Vendredi 18 avril. Alors que le second week-end du festival débute, « Le Grand Bouquet » a retrouvé son panache. Les ingénieurs se sont mobilisés une bonne partie de la nuit, motivés par les répétitions de Lady Gaga, pour réactiver les « boucles lumineuses »: un protocole rotatif qui illumine chaque pétale grâce à des LED intégrées dans chacune des structures gonflables.

À la tombée de la nuit, les fleurs s’illuminent doucement, transformant le paysage en une forêt onirique.
À la tombée de la nuit, les fleurs s’illuminent doucement, transformant le paysage en une forêt onirique. LANCE GERBER

« De nuit, elles prennent vie sous nos yeux », explique Julien Sebban, qui a pensé son installation comme un hommage ludique au mouvement Flower Power des années 1960-1970. Les contours des fleurs rappellent les dessins d’enfants. Nous avions en tête de donner aux festivaliers un totem fédérateur, facile à comprendre, auquel ils pourraient s’identifier. »

L’esquisse originelle prévoyait un unique bouquet de fleurs. C’est Raffi Lehrer et son équipe qui ont ajusté l’idée à la réalité du terrain. Ce sont aussi ses ingénieurs qui ont supervisé la production de cette œuvre et de celles qui l’accompagnent – du fabriqué local, puisque les ateliers de production sont installés, chaque année, à côté du festival.

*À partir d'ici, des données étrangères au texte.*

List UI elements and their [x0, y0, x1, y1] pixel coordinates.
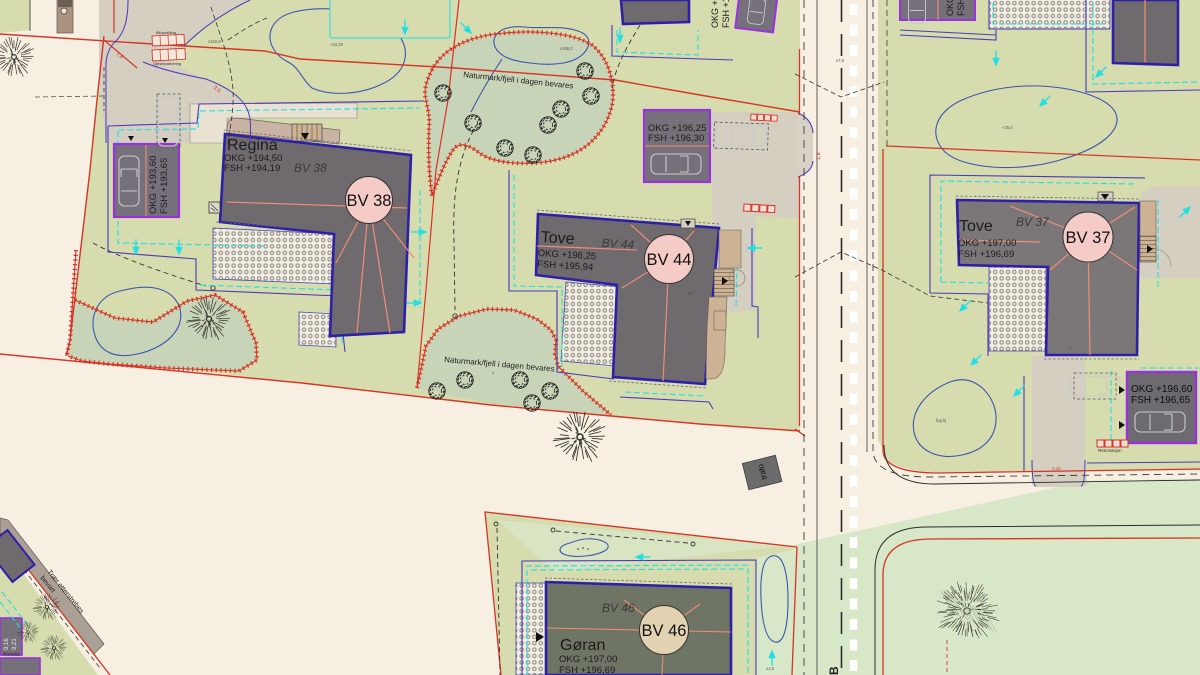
- svg-text:FSH +196,69: FSH +196,69: [559, 665, 615, 675]
- svg-text:FSH +19: FSH +19: [721, 0, 731, 28]
- svg-text:BV 44: BV 44: [601, 236, 635, 252]
- svg-text:1,8: 1,8: [816, 152, 822, 160]
- svg-text:BV 38: BV 38: [294, 161, 327, 175]
- svg-text:OKG +197,00: OKG +197,00: [559, 654, 617, 665]
- svg-text:x7,5: x7,5: [836, 58, 845, 63]
- svg-text:OKG +196,60: OKG +196,60: [1131, 384, 1193, 395]
- svg-text:OKG +197,00: OKG +197,00: [958, 238, 1016, 249]
- svg-text:Anneks: Anneks: [3, 652, 20, 658]
- svg-text:FSH +196,65: FSH +196,65: [1131, 395, 1191, 406]
- svg-text:BV 46: BV 46: [642, 622, 687, 640]
- svg-text:FSH +193,65: FSH +193,65: [159, 158, 170, 214]
- svg-text:BV 37: BV 37: [1066, 229, 1111, 247]
- svg-text:OKG +19: OKG +19: [710, 0, 720, 28]
- svg-text:OKG: OKG: [945, 0, 955, 16]
- svg-text:+24,30: +24,30: [330, 42, 344, 47]
- svg-text:BV 46: BV 46: [602, 601, 635, 615]
- svg-text:B: B: [827, 666, 841, 675]
- svg-text:Gjesteparkering: Gjesteparkering: [153, 61, 181, 66]
- svg-text:x192,9: x192,9: [208, 39, 221, 44]
- svg-text:9,21: 9,21: [12, 638, 18, 650]
- svg-text:BV 37: BV 37: [1016, 215, 1050, 229]
- svg-text:BV 38: BV 38: [347, 192, 392, 210]
- svg-text:BV 44: BV 44: [647, 251, 692, 269]
- svg-text:Tove: Tove: [959, 218, 993, 235]
- svg-text:07: 07: [1068, 346, 1073, 351]
- svg-text:FSH +194,19: FSH +194,19: [224, 163, 280, 174]
- svg-text:9,16: 9,16: [4, 638, 10, 650]
- svg-text:FSH +196,69: FSH +196,69: [958, 249, 1014, 260]
- svg-text:2,15: 2,15: [1052, 466, 1061, 471]
- svg-text:+25,0: +25,0: [1002, 125, 1013, 130]
- svg-text:x1,5: x1,5: [766, 666, 775, 671]
- svg-text:FSH: FSH: [956, 0, 966, 16]
- svg-text:x196,0: x196,0: [560, 46, 573, 51]
- svg-text:OKG +193,60: OKG +193,60: [148, 156, 159, 214]
- svg-text:86: 86: [688, 291, 693, 296]
- svg-text:Gøran: Gøran: [560, 637, 605, 654]
- svg-text:fug.hj: fug.hj: [936, 418, 946, 423]
- svg-text:Renovasjon: Renovasjon: [1098, 448, 1122, 453]
- svg-text:Bilopstilling: Bilopstilling: [156, 30, 176, 35]
- svg-text:Regina: Regina: [227, 137, 278, 154]
- svg-text:FSH +196,30: FSH +196,30: [648, 133, 704, 144]
- svg-text:Tove: Tove: [540, 229, 575, 248]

« Le Grand Bouquet», une installation de fleurs géantes gonflables réalisée par Julien Sebban et son collectif Uchronia, se dresse entre les scènes.
« Le Grand Bouquet», une installation de fleurs géantes gonflables réalisée par Julien Sebban et son collectif Uchronia, se dresse entre les scènes. CLÉMENTINE BRICARD

À 23 heures, Lady Gaga ouvre son concert avec Abracadabra, son nouveau tube. « Le Grand Bouquet » du collectif Uchronia est en plein dans son champ de vision. Peut-être a-t-elle ressenti une émotion similaire à celle de Julien Sebban : cette fierté discrète de voir une idée un peu folle devenir réalité, et toucher autant de monde, là, en plein désert.